I am trying to understand the proof of Thm 3.2.11 in Durrett's Probability Theory and Examples (5th edition), however, I cannot understand (i) -> (ii)
I can understand that the (baby) Skorokhod's theorem gives $Y_n$ converges almost surely to $Y_\infty$ having the same distribution as $X_n$ and $X$ respectively if $X_n$ converges in distribution to $X_\infty$.

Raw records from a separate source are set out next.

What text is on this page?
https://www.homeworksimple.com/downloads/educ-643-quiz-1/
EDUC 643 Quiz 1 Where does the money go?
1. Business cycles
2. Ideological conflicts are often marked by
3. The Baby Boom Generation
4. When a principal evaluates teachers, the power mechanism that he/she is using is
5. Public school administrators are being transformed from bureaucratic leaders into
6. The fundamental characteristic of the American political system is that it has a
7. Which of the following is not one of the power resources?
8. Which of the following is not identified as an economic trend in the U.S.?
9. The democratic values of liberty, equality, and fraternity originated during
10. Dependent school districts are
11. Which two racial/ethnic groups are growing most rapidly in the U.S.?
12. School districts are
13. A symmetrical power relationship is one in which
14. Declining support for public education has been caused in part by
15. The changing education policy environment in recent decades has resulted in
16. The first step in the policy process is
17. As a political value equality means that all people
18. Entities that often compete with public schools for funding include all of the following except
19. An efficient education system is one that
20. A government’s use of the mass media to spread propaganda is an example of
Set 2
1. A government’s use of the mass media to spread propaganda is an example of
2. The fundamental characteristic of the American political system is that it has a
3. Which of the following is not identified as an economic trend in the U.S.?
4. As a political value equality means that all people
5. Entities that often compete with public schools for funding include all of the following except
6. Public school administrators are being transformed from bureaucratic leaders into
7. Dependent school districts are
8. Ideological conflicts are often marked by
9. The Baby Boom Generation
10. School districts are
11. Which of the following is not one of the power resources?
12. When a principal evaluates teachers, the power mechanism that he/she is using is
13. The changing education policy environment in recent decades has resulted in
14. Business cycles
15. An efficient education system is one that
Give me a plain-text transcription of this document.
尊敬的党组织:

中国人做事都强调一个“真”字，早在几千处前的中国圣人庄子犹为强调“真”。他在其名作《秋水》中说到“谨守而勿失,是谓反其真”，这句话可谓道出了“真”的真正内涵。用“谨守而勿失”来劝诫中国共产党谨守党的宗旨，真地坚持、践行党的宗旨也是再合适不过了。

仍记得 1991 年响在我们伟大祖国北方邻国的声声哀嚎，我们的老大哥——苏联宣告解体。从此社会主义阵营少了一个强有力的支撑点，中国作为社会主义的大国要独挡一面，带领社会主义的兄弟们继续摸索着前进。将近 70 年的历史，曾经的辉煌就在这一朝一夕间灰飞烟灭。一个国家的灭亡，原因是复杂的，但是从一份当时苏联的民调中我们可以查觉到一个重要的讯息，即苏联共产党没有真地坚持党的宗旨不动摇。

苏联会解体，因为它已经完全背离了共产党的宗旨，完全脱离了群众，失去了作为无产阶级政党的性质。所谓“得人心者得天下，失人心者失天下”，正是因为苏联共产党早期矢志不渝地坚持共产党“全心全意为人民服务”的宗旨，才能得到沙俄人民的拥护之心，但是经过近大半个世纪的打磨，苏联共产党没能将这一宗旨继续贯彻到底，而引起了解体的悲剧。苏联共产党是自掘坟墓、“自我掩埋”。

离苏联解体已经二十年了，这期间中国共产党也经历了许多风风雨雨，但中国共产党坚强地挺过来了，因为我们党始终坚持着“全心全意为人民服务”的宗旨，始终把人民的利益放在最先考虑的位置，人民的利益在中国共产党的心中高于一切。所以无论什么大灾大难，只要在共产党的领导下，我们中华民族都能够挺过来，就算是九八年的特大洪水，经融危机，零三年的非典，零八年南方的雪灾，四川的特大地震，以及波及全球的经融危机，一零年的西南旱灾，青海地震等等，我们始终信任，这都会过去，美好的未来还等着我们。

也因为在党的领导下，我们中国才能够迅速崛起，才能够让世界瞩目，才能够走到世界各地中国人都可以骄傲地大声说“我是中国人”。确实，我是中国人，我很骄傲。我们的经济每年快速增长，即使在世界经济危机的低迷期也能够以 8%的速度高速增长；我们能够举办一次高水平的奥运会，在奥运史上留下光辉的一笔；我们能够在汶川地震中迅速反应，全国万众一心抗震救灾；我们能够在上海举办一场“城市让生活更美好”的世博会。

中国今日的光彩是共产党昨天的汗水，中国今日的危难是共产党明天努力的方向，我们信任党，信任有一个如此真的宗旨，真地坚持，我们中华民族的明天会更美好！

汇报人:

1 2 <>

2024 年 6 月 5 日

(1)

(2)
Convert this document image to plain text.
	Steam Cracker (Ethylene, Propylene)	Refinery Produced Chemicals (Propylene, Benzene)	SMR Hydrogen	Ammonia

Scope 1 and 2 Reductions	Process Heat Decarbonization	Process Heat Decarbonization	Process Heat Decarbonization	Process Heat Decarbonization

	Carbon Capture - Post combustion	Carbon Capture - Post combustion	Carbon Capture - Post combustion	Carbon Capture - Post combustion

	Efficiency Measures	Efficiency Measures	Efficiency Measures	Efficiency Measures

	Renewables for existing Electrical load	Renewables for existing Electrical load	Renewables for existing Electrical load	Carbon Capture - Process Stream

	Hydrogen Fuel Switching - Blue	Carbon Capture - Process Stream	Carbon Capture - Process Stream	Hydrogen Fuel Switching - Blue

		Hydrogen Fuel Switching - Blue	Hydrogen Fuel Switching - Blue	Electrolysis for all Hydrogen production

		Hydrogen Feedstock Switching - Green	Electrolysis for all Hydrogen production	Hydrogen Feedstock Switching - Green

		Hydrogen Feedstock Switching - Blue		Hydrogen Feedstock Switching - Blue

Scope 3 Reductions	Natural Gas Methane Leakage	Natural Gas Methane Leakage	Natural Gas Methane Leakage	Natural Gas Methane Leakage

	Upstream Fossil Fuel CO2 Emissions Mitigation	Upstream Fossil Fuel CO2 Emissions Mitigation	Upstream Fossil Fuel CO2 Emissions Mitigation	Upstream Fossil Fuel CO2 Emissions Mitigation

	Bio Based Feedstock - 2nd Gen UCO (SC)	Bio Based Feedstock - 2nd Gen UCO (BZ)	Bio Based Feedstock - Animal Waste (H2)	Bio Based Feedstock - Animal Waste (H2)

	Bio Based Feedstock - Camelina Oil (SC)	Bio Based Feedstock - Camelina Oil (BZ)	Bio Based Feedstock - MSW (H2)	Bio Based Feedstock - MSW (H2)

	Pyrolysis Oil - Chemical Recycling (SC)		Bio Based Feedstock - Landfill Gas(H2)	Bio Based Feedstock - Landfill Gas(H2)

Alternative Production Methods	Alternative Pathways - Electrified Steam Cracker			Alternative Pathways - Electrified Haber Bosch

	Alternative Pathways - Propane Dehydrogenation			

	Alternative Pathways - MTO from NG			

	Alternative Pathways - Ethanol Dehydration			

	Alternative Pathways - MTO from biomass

In this situation, how the limit supremum of $1_G(Y_n)$ is larger than $1_G(Y_\infty)$? I learned that almost sure convergence does not mean point-wise convergence. Does the openness of $G$ playing an important role?
Best Answer
$\lim \inf 1_G(Y_n(\omega)) \geq 1_G(Y_{\infty}(\omega))$ for any $\omega$ for which $Y_n(\omega) \to Y_{\infty} (\omega)$: Fix any such $\omega$ and suppose $1_G(Y_{\infty}(\omega))=1$. Then $Y_{\infty}(\omega) \in G$ and $G$ is open. Hence, $Y_{n}(\omega) \in G$ for all $n$ sufficiently large which gives $\lim \inf 1_G(Y_n(\omega)) \geq 1$. In the case when $1_G(Y_{\infty}(\omega))=0$ the inequality trivially holds. Hence $\lim \inf 1_G(Y_n) \geq 1_G(Y_{\infty}))$ almost surely. Note that $E(\lim \inf 1_G(Y_n)) \geq E(1_G(Y_{\infty})))=P(Y_{\infty} \in G)$ and Fatou's Lemma now gives $\lim \inf E(1_G(Y_n) \geq E(1_G(Y_{\infty})=P(Y_{\infty} \in G)$. This gives i) implies ii).